PROVIDENCE, R.I. [Brown University] — Kenneth Roth, a 1977 Brown University graduate and a human-rights crusader, will deliver the 2011 Baccalaureate address at 2:30 p.m. Saturday, May 28, in the First Baptist Meeting House.
In his address, titled “Finding Your Way When There Are No Rules,” Roth will explain what human rights' work and the Arab Spring say about making one's way in the world.
Because the graduating class will fill the Meeting House to capacity on that Saturday, the Baccalaureate service will be simulcast to the College Green, where family and friends of the graduates may view the proceedings on a large-format video display.
Roth has been the executive director of Human Rights Watch since 1993 and has been with the organization since 1987. Human Rights Watch investigates, reports on, and seeks to curb human rights abuses in more than 90 countries, including some of the world’s most dangerous and oppressed places.
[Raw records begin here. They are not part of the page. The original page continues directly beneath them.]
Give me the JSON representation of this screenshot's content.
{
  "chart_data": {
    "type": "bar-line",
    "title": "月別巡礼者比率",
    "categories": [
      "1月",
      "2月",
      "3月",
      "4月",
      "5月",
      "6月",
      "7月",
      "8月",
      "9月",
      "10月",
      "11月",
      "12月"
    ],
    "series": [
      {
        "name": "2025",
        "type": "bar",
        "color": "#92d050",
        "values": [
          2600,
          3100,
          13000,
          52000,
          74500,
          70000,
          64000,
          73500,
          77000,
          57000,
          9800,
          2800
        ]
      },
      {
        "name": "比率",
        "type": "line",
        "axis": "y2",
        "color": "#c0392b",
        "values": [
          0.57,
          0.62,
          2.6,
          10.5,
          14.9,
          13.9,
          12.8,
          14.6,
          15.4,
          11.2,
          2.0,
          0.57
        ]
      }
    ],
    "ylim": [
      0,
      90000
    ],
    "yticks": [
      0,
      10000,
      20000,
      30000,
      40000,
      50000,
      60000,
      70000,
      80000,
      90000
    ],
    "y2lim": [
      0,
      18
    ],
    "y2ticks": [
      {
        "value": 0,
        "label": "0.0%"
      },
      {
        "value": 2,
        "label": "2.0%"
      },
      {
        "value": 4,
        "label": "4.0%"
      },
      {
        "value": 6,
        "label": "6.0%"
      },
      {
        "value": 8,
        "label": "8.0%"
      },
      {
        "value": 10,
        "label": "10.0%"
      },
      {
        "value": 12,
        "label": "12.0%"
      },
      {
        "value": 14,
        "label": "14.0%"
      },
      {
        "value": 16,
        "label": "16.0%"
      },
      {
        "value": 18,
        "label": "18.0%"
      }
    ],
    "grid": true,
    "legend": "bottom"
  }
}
Through his involvement with Human Rights Watch, Roth has conducted investigations around the globe, devoting special attention to issues of justice and accountability for gross abuses of human rights, standards governing military conduct in time of war, the human rights policies of the United States, the United Nations and the European Union, and the human rights responsibilities of multinational businesses. He has written more than 160 articles and chapters on a range of human rights topics in such publications as the New York Times, the Washington Post, Foreign Affairs, the International Herald Tribune, and the New York Review of Books. He also regularly appears in the major media and speaks to audiences around the world.
A graduate of Yale Law School and Brown University, Roth was drawn to the human rights cause in part by his father's experience fleeing Nazi Germany in 1938. He began working on human rights after the declaration of martial law in Poland in 1981, and soon also became deeply engaged in fighting military repression in Haiti. In his eighteen years as executive director of Human Rights Watch, the organization has grown eight-fold, greatly expanding its geographic reach, and adding special programs devoted to refugees, children's rights, international justice, AIDS, gay and lesbian rights, human rights emergencies, terrorism and counterterrorism, and the human rights responsibilities of multinational corporations.
Previously, he was a federal prosecutor for the U.S. Attorney's Office for the Southern District of New York and the Iran-Contra investigation in Washington. He also worked in private practice as a litigator.
Roth will receive an honorary Doctor of Humane Letters (L.H.D.) degree. Nine other distinguished candidates will be conferred honorary degrees during the University's 243rd Commencement exercises, Sunday, May 29, 2011. The candidates include Olympian Katie King Crowley, online editor Arianna Huffington, columnist Nicholas D. Kristof, Brown mathematician David B. Mumford, actor Jack Nicholson, playwright Lynn Ida Nottage, physicist Lisa Randall, human rights activist Kenneth Roth, astronaut David R. Scott, and poet and editor Zhenkai Zhao (Bei Dao).
The Baccalaureate Service
The Baccalaureate Service, with roots in medieval academic tradition, honors the achievements of the candidates for the bachelor’s (“bacca”) degree by presenting them with the laurels (“lauri”) of oration. Brown’s baccalaureate tradition derives from the immense range of religious, ethnic, geographic, linguistic, and musical traditions present within the campus community. The ceremony includes rituals, readings, and prayers from Islam, Judaism, Hinduism, Christianity, Buddhism and animist traditions, as well as choral and instrumental music, the Chinese lion dance, poetry, dance, and Taiko and Senegalese drumming.
The service is conducted in the Meeting House of the First Baptist Church in America, completed in 1775 “for the Publick Worship of Almighty God, and also for holding Commencement in.” Significant portions of the University’s Commencement ceremonies have been held in the church ever since.